On 2021/06/07 06:54, Thomas Hartwig wrote:
Hi,
for some reason PREEMPT is configured for 250? Am I missing something or is it by error?
$: grep CONFIG_HZ /boot/config-5.3.18-lp152.75-preempt # CONFIG_HZ_PERIODIC is not set # CONFIG_HZ_100 is not set CONFIG_HZ_250=y # CONFIG_HZ_300 is not set # CONFIG_HZ_1000 is not set CONFIG_HZ=250
----- # CONFIG_PREEMPT_NONE is not set CONFIG_PREEMPT_VOLUNTARY=y # CONFIG_PREEMPT is not set && # CONFIG_HZ_100 is not set # CONFIG_HZ_250 is not set # CONFIG_HZ_300 is not set CONFIG_HZ_1000=y CONFIG_HZ=1000 CONFIG_SCHED_HRTICK=y --- Have always leaned toward 1kHz, it divides a bunch of ways. I went with the voluntary preempt, thought max latency in no preempt might make some things shudder, while my linux box really is more akin to a server and thought voluntary preemption might be sufficient. Haven't ever noticed downsides. Ya know, Opensuse does ship their src packages for kernels, you could always build a kernel from one of those. I like the idea of knowing what's in my kernel. I have a script to pull down latest patches from kernel.org for latest stable and I build from those patches/deltas Saves about 80% in disk space with the # kernel sources I keep around.
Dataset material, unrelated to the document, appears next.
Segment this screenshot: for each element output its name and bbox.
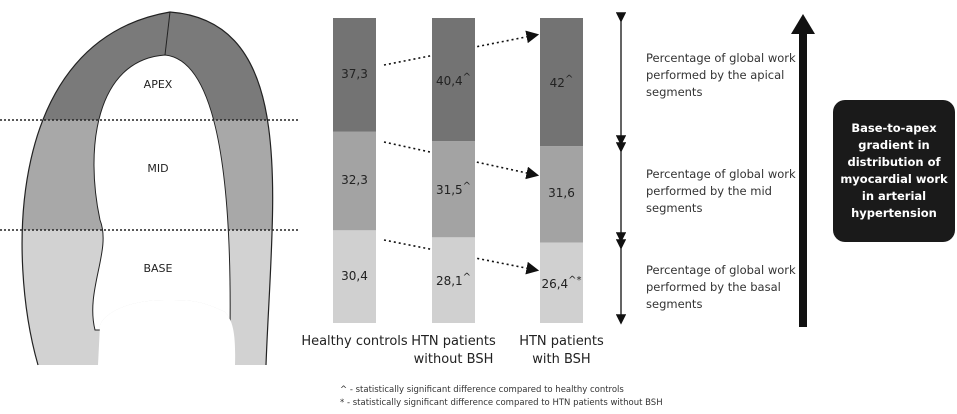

I'd have to say building a kernel is one of the easier jobs you could try. Once you've got a build for your machine, you could even go for booting directly from disk...but takes a bit of bravery. But still if you use a currently running kernel as base sample of what drivers need to be included, its not that difficult to do.
Thomas
On 6/7/21 3:00 PM, Takashi Iwai wrote:
Well, if HZ=1000 really helps, it implies that it's no requirement of the hard RT, and kernel-preempt flavor would work enough for that purpose.
AFAIK, kernel-preempt is available for Leap. And for TW, we're going to switch to the dynamic preempt, i.e. the preemption model is chosen via boot option.